The prompt avoids prescriptive "ALWAYS/NEVER" rules, letting models develop their own strategies.

Agent Loop

The Strands Agent orchestrates iterative REPL interaction:

Root LM receives query and context metadata (length, structure)
Root LM generates Python code to execute in REPL
Code executes, output returned (truncated to prevent overflow)
Root LM sees output, decides to continue or return answer
Loop continues until answer provided or timeout

This iterative process allows the model to refine its approach based on execution feedback.

Asynchronous Processing

All experiments run asynchronously by default:

Immediate response with task ID and session ID
Client polls for results (no timeout issues)
Tasks can run for minutes or hours
Results automatically saved to Amazon S3 with full metadata
15-minute idle timeout only applies when NOT processing

This enables long-running RLM tasks without connection timeouts.

Recursive Sub-Calls

The llm_query() function enables decomposition:

Sub-calls use smaller model (Amazon Nova Micro) with smaller context
Each sub-call is independent (no shared state except via code variables)
Sub-calls can be batched in code (process multiple chunks in loop)
Results stored in Python variables for aggregation

The paper uses max recursion depth of 1 (sub-calls are base LLMs, not RLMs).

Deployment

AWS CDK deploys the RLM agent to AgentCore Runtime:

Build ARM64 Docker image with Strands Agent code
Create IAM role with Bedrock, S3, and CloudWatch permissions
Deploy datasets (TREC, BrowseComp+, CodeQA) to S3 bucket
Configure CloudWatch log group for traces
Deploy AgentCore Runtime with container image

AgentCore handles scaling, versioning, and observability automatically. Datasets are uploaded during cdk deploy and downloaded by the runtime on-demand.

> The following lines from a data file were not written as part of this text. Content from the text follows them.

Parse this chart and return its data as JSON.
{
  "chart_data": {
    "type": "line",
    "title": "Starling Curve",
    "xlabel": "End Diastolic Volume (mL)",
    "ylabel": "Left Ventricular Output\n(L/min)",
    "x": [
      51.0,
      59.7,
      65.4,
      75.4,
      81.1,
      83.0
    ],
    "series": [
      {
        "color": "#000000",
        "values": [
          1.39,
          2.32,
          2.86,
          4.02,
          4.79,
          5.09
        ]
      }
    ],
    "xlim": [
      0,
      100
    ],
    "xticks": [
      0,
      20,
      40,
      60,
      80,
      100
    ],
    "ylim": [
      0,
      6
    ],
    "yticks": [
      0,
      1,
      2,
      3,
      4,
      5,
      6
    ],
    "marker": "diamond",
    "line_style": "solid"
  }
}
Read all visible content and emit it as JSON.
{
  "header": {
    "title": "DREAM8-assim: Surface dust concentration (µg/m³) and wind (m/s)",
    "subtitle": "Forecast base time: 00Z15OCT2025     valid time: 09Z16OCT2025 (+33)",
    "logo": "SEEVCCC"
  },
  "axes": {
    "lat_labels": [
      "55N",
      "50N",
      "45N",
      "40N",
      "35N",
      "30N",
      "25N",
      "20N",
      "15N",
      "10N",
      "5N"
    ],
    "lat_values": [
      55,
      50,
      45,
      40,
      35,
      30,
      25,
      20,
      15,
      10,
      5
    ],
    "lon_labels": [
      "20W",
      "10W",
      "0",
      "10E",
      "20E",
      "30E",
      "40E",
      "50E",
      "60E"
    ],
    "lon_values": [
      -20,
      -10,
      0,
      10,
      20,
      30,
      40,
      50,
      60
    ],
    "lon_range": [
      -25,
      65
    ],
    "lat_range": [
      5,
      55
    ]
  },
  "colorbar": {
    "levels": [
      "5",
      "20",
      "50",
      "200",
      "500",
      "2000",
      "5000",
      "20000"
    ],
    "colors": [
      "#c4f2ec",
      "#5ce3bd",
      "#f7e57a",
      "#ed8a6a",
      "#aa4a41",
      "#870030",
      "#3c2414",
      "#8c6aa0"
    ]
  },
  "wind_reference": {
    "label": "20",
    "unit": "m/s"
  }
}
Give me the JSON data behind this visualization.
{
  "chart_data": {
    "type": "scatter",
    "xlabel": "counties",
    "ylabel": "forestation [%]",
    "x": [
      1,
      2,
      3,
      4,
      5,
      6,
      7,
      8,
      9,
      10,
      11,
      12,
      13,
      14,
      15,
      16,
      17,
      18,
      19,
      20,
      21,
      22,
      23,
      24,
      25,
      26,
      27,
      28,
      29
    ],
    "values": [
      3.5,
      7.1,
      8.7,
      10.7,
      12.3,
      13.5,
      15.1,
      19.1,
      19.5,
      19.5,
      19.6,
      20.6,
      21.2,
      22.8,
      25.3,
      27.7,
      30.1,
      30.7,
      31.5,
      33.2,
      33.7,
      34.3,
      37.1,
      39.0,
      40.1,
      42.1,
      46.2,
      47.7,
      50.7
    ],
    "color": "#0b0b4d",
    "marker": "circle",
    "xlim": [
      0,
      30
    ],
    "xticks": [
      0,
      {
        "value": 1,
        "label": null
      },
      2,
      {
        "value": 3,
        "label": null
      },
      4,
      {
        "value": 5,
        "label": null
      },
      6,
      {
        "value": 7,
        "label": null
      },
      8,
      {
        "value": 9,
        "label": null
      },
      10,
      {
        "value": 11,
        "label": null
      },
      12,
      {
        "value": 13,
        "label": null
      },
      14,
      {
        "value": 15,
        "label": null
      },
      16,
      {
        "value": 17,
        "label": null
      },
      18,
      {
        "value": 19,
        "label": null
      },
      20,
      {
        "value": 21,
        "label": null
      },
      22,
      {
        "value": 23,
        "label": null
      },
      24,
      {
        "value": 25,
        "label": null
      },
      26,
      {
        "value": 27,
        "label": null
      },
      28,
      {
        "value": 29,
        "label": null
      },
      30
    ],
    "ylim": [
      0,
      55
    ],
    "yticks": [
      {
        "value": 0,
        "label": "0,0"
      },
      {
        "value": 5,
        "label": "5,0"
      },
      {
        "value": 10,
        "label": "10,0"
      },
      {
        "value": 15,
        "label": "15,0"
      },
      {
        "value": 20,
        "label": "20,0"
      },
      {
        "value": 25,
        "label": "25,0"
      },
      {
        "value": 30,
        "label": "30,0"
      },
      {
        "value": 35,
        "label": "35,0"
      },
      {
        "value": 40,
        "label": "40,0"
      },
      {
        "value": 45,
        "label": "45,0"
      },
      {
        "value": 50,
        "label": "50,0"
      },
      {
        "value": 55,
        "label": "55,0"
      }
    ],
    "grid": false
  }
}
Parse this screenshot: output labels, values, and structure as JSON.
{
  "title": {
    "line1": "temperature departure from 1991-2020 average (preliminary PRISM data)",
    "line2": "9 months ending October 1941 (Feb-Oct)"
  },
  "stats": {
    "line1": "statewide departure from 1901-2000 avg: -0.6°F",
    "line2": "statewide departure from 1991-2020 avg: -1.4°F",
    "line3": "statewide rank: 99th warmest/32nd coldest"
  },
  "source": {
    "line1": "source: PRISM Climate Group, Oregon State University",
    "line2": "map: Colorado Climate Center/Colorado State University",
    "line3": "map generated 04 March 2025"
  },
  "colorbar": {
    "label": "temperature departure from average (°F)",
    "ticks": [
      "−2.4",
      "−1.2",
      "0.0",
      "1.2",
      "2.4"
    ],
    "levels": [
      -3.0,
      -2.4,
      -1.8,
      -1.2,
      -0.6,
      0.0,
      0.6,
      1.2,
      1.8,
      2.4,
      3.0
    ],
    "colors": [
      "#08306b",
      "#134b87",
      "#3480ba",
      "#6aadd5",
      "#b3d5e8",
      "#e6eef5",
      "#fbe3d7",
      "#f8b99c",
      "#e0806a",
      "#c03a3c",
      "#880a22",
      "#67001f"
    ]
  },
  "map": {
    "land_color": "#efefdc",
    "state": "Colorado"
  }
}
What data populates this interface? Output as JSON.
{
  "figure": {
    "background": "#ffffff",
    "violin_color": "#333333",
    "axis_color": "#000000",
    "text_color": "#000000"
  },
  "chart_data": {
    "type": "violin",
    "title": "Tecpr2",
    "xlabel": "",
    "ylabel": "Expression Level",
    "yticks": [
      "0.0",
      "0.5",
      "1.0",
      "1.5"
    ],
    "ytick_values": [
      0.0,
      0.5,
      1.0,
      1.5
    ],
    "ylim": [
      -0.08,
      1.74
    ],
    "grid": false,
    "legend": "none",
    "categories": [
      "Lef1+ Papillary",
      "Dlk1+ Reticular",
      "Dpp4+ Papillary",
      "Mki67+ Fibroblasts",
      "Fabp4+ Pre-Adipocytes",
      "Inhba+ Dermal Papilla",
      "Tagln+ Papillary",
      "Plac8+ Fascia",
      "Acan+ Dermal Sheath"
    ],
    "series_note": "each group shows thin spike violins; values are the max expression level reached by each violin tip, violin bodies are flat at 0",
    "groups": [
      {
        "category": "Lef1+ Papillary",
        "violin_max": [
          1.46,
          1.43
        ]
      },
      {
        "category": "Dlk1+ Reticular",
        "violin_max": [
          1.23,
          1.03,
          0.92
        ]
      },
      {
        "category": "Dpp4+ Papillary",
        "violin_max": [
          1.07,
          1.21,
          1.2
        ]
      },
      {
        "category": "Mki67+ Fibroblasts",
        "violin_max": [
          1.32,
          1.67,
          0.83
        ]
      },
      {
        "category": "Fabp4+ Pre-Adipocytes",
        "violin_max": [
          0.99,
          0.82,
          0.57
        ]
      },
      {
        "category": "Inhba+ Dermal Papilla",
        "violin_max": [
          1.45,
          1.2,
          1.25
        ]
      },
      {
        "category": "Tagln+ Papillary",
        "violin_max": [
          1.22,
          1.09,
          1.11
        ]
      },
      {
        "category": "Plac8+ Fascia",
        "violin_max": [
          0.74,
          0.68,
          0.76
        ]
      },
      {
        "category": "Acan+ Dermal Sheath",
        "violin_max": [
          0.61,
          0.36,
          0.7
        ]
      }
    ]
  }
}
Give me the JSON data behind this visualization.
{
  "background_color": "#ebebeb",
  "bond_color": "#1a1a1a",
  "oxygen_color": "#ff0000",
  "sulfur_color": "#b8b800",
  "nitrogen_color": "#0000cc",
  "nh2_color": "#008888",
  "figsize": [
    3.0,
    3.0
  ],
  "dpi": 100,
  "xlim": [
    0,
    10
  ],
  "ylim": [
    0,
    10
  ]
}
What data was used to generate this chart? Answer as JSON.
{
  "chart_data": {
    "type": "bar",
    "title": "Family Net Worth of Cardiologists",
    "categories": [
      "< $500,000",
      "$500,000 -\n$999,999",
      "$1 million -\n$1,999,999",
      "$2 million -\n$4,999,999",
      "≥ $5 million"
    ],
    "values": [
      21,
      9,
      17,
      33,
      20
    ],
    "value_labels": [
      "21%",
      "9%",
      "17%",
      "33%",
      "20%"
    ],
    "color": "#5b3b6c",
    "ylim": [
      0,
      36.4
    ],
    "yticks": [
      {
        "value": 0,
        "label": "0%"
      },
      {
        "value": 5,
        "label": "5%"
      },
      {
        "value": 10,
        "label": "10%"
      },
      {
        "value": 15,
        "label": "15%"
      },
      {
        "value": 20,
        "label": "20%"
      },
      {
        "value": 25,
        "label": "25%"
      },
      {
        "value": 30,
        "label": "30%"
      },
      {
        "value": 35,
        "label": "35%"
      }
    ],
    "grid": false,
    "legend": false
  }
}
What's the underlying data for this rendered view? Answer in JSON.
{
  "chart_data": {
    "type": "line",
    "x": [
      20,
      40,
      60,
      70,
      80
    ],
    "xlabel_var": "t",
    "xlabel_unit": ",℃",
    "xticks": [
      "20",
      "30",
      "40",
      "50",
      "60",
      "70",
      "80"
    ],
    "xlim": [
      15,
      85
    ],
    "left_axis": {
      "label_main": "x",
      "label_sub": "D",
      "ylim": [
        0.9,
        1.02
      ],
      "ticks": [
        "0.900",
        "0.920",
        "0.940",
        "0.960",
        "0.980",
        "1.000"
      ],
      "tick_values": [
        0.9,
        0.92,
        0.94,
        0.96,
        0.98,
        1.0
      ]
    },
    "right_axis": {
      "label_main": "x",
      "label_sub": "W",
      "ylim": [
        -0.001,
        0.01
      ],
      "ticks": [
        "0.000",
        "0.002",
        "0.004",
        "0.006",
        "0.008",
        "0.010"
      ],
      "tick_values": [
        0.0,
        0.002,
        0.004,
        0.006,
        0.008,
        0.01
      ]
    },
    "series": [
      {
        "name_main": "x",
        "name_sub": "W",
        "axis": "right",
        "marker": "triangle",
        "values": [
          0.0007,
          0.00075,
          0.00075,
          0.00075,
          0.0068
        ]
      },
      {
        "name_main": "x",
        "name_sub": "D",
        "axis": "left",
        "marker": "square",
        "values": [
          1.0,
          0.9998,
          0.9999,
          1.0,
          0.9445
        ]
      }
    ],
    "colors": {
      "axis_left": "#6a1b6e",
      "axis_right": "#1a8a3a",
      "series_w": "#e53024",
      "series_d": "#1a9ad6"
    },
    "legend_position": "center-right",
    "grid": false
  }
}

Example: Analyzing Large Codebases

Task: Identify all API endpoints and their authentication requirements in a codebase with hundreds of files.

Traditional Approach Limitations:

Direct LLM call: May exceed context window
RAG: May miss endpoints, requires good chunking strategy upfront
Manual analysis: Time-consuming, error-prone

RLM Approach:

Probe: Check total size, identify file boundaries
Filter: Use regex to find files with route decorators (@app.route, @api.route)
Analyze: Make sub-LM calls on each API file to extract endpoint details
Aggregate: Combine results into structured summary

Outcome:

Processes codebases beyond single model context limits
Identifies all API endpoints systematically
Extracts authentication requirements for each
Completes in minutes with minimal sub-calls

Benchmarks and Findings

Performance on Long-Context Tasks

We evaluated RLM on benchmarks using real-world datasets (TREC, Tevatron BrowseComp+, LongBench-v2) deployed to S3.

Test	Context Size	Task	Dataset Source
OOLONG	5,452 TREC entries	Count label frequencies	TREC coarse dataset
OOLONG-Pairs	5,452 TREC entries	Find HUM/LOC pairs	TREC coarse dataset
BrowseComp-1K	1,000 documents	Answer research query	Tevatron BrowseComp+
CodeQA	Multi-file repos	Multi-choice reasoning	LongBench-v2 Code

Key Findings:

Accuracy for Retrieval Tasks: Code-based counting and searching reduces hallucinations for tasks requiring exact matches. Direct model calls often produce inconsistent results on the same input.

Real Datasets: All benchmarks use production datasets (~216MB total) deployed to S3 and loaded at runtime, simulating real-world information retrieval scenarios.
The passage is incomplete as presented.